L’idéal

Parfois, les jours sont tellement sombres et les nouvelles tellement mauvaises, que je n’ose même pas les écrire, car mettre des mots les rendraient visibles autant que concrets, là où juste l’idée est déjà terrifiante.
Décrire la noirceur du monde et les abysses dans lesquelles l’humanité sombre provoque une adrénaline et un désespoir que je n’arrive pas à gérer. Je dois alors adopter un fatalisme exacerbé, comme un faux-moi pour me leurrer moi-même, et me protéger de ma propre panique.
Cependant, si on en croit la physique quantique, qui dit que tout est vibration, même les idées, alors la pensée a ceci de merveilleux, bien que piégeux, qu’elle attire à nous ce à quoi on pense le plus. Ruminer à propos du réchauffement climatique et des conflits actuels ne ferait donc que nourrir ce nuage de terreur et de haine, là ou il serait plus malin de concentrer son énergie et sa pensée sur ce que nous voulons, et pas ce que nous craignons. Ainsi, on augmenterait nos chances de voir un jour la lumière. La loi de l’attraction à grande échelle quoi.
C’est assez audacieux de ma part de vous dire ça, compte tenu que je suis peut-être la docteure ès rumination en ce bas monde. Mais ce soir, je voudrais m’essayer à autre chose : inverser le cours de l’eau pour écrire l’amour dans sa beauté et non l’enfer décortiqué dans lequel je me complais la plupart du temps.
On se moque beaucoup des aspirantes Miss, lorsqu’elles arrivent sur scène en jurant souhaiter la paix dans le monde. C’est naïf, utopique et complètement surréaliste : celui qui regarde n’a pas besoin d’un diplôme en sociologie pour savoir que l’homme a besoin de la guerre parce qu’il est vaniteux, en recherche constante d’un pouvoir assez grand pour masquer ses insécurités d’être humain, et qu’à cause de milliers d’années d’un fonctionnement archaïque, il ne sait plus faire autrement.
Personne ne peut arriver au pouvoir sur la simple base d’être un homme bon. Les manipulations, les jeux politiques et la corruption sont au fondement de ce qu’est aujourd’hui le pouvoir, et il serait idiot de se leurrer. Et pourtant, ce soir, si je devais visualiser ce que je souhaite de bon, je dirais sans aucune hésitation : la paix dans le monde.
La paix dans l’âme de chaque humain vivant, et la liberté nécessaire à l’écoute de ses propres désirs, sans frustration, sans injonction sociale, sans aucune des choses qui noircissent le cœur des gens.
Idéaliste ? Oui, mais quitte à visualiser le paradis, autant voir grand.
Que les civilisations, les sociétés vivent entre elles dans le respect des autres, sans essayer de convaincre le voisin que ses croyances ont plus de valeurs.
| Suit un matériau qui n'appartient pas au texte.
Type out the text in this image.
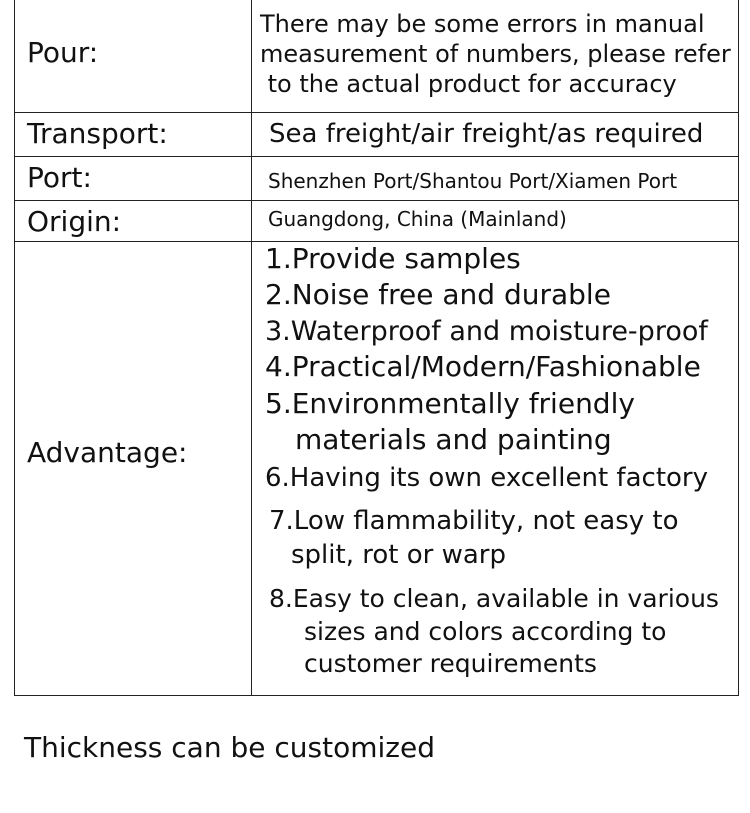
Pour:
There may be some errors in manual
measurement of numbers, please refer
to the actual product for accuracy
Transport:	Sea freight/air freight/as required
Port:	Shenzhen Port/Shantou Port/Xiamen Port
Origin:	Guangdong, China (Mainland)
Advantage:
1.Provide samples
2.Noise free and durable
3.Waterproof and moisture-proof
4.Practical/Modern/Fashionable
5.Environmentally friendly
materials and painting
6.Having its own excellent factory
7.Low flammability, not easy to
split, rot or warp
8.Easy to clean, available in various
sizes and colors according to
customer requirements
Thickness can be customized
Des sociétés qui comprennent que la hiérarchie de grande ampleur est contreproductive, et qu’il vaut mieux miser sur un système humaniste qui se soucie d’avantage du bien-être des personnes qui le composent, car une plante bien arrosée participe à un jardin verdoyant. Penser l’humain dans son individualité sans essayer de le formater, pour qu’il brille et apporte sa pierre à l’édifice de l’humanité.
Eduquer les enfants à la bienveillance, à l’altruisme, au respect, au partage et à l’empathie plutôt que d’essayer de les formater à un système de pensée unique, et ainsi s’obstiner à vouloir faire entrer des carrés dans des ronds.
Apprendre aux enfants à penser par eux-mêmes, afin de développer leur esprit critique et leur offrir l’autonomie de jugement.
Sur cette base, je me permets donc la fantaisie d’entrevoir la paix dans le monde. Je veux la préservation des écosystèmes et le respect entre les espèces. Que ce soit à l’encontre d’une plante, d’un caillou, d’une tortue ou d’un loup, chaque espèce devrait être respectée, et cela passe par le fameux « laisser vivre ». Laisser à la nature l’opportunité de vivre son cycle sans intervention de la main de l’homme, et laisser l’homme se faire face pour se comprendre et s’élever. Sans haine, sans peur, sans noirceur. Laisser à chacun l’opportunité de voir sa propre lumière, faisant ainsi de la planète une place si lumineuse qu’on pourrait la comparer à un paradis, et laisser au placard cette idée de l’enfer que nous avons cultivé tant et si bien qu’elle est devenue notre réalité.
Apprécier la vie est quelque chose de simple que nous avons rendu très compliqué.